How to Participate
How to Participate
A main component of these labs is just to have fun building things together. We want as low a barrier to entry as possible for people to get into tech and start being productive.
If you’ve been in touch with Kind, you will have a link to our morning virtual stand-up. Anybody can just drop in on those sessions, where we cover what’s next to do, and help route people to the best place to get started, depending on their own experience and interests.
Beyond the stand-up, our dynamic team for the day will just coordinate how they might want to get started. Do you want to pair-program on something, perhaps at 2pm? Do you just want to explore the code yourself for a bit and maybe pop back in tomorrow? Does everybody want to have a mobbing session?

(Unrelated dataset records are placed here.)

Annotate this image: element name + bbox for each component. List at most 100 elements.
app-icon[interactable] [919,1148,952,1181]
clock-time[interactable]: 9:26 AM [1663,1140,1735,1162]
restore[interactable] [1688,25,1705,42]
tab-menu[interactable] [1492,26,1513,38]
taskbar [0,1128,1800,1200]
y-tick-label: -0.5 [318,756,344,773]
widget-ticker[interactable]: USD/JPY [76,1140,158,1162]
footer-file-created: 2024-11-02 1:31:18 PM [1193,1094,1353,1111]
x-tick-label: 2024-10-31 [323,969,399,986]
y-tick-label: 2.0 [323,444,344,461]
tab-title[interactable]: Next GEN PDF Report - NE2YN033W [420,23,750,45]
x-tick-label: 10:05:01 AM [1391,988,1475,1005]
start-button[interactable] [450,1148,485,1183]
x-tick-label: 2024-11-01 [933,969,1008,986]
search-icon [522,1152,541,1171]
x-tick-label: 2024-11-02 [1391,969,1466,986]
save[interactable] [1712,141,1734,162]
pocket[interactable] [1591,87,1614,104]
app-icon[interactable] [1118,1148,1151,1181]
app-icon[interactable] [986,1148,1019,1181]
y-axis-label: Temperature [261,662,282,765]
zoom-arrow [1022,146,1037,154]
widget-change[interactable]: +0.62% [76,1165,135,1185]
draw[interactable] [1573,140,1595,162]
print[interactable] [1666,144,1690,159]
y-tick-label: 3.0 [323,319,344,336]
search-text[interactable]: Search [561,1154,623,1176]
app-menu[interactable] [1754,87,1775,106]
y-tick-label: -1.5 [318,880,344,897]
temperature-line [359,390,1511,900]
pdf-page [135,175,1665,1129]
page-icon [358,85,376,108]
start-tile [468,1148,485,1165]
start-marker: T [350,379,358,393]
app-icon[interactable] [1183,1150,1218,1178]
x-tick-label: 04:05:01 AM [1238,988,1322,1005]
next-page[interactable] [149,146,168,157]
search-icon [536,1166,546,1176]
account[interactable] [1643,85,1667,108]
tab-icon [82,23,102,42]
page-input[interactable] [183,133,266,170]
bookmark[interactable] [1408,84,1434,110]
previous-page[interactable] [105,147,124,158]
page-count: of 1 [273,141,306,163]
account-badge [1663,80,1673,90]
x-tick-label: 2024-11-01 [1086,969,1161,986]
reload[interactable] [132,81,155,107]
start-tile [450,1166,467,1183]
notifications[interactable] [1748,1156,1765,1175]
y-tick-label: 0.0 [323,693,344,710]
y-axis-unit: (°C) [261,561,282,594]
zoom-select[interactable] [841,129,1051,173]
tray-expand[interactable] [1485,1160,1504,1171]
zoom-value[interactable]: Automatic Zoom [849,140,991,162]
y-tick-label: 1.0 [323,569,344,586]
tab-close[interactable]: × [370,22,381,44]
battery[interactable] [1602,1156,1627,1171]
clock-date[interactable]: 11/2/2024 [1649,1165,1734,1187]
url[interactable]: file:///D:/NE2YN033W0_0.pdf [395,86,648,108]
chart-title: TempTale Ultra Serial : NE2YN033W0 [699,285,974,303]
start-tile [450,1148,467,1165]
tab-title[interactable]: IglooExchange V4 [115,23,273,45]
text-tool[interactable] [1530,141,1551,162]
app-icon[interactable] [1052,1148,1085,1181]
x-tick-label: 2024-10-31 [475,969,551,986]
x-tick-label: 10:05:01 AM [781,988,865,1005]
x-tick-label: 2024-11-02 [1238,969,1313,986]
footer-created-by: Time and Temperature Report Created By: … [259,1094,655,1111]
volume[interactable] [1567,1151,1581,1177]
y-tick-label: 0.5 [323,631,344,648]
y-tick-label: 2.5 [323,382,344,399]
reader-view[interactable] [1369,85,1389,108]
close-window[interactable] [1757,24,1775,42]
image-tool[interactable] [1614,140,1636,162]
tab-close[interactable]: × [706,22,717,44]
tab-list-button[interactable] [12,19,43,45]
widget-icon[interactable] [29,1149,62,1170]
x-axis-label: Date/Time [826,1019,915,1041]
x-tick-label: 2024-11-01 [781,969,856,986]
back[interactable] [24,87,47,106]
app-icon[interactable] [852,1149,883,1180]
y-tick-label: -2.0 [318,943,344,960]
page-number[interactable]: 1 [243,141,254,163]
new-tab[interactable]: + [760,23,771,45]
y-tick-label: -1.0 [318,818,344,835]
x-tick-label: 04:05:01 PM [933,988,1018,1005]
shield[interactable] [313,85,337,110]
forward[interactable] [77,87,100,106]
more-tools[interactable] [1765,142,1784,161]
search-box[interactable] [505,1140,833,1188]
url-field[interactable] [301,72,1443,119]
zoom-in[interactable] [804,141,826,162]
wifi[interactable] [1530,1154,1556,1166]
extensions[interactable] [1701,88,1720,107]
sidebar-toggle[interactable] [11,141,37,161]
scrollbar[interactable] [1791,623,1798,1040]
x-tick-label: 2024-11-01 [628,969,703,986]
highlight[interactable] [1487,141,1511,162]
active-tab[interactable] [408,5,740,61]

Our distributed, dynamic, objective-based labs should provide a good taste of what working as part of an agile delivery team is really lke.
We keep track of our work on tickets, document the state of the project on wikis and readme files like these, and have fun helping and learning from each other.
As people make progress on their work, they will be using git to commit their changes and push them up to their forked repositories. If that’s code that they want to contribute back to Kind’s main repo, then you can open a pull request where the work is reviewed. If that work leaves the repo in a better state, then it will be accepted, and not only will you have contributed to move things forward on a real project, but you will have a public record of your work you can reference and talk about in your own career, or even use in your own projects.
All of our code is open-source and under the Apache 2.0 license.
Working on the code
Once you have your own free github account set up, you’ll be able to “fork” the relevant repositories (or”repos”), depending on what lab or part of a lab you’re working on:
You will be able to then “clone” your forked copy locally on your computer.
This may seem like a lot of steps just do download a copy of some code. The reason git works like this becomes clear when you start working collaboratively as part of a team, and everybody needs to understand and coordinate their changes.
This how nearly all modern software development works, and a big reason why collaborating on one of our labs offers practical benefit in addition to your own individual portfolio work.
Have fun building things together!
Larners can often best learn from each other. People who have just learned a concept can be best placed to speak in the language other learners understand. There are also more seasoned collaborators who offer a wealth of experience and diversity, so collectively we should be up to make the results even better!